Do 10 reps of the following —

  • Take a deep breath in (4 seconds)
  • Hold the breath at the top (4 seconds)
  • Exhale slowly (4 seconds)
  • Relax (4 seconds) before inhaling once more

VIII. Novelty

The brain loves novelty. It loves to try and see new things. Personally, this is why I try to hike up big-ass-mountains and travel so much (Follow the #DCSummerTour on IG). This newness causes a release of the hormone norepinephrine, which is responsible for focus, engagement, and interest. That’s why a new dating fling is so exciting – it’s all new.

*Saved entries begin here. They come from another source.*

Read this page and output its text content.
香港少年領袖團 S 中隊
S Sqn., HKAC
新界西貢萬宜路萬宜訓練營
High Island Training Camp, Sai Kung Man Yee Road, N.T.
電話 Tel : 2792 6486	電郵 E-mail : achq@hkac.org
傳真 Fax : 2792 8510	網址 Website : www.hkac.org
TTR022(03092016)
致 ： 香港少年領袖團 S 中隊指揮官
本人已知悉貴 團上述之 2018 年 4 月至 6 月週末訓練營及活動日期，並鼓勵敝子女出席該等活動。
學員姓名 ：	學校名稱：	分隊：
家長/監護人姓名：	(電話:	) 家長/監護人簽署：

Try things like learning french (check out Duelingo app), taking a different path to work or school, stopping by a different Starbuck in the morning, or hiking up a big-ass-mountain (which could also count as leisure walking).

Big-ass-mountains
Big-ass-mountains

IX. Generosity

One of my daily goals is to make somebody else’s day. It doesn’t matter if I know them or if they are a stranger. Doing something for somebody else releases that loveable hormone oxytocin.

I know, novel concept: being nice to others. 

My grandmother does something for somebody else every single day and she is one of the most loveable, wonderful people I have ever known. She loves everybody and the feeling is reciprocated from all those she comes in contact with.

X. Set Mini-Goals

The brain craves achievement and completion even in the smallest sense like finishing a book or cleaning the kitchen. Even these little accomplishments release the brain chemical dopamine. Dopamine causes pleasant feelings and the desire to do something again.

Set a mini goal throughout your day like cleaning your closet, or meditating for the entire 5 minutes, and you’ll likely want to meditate again or clean another closet.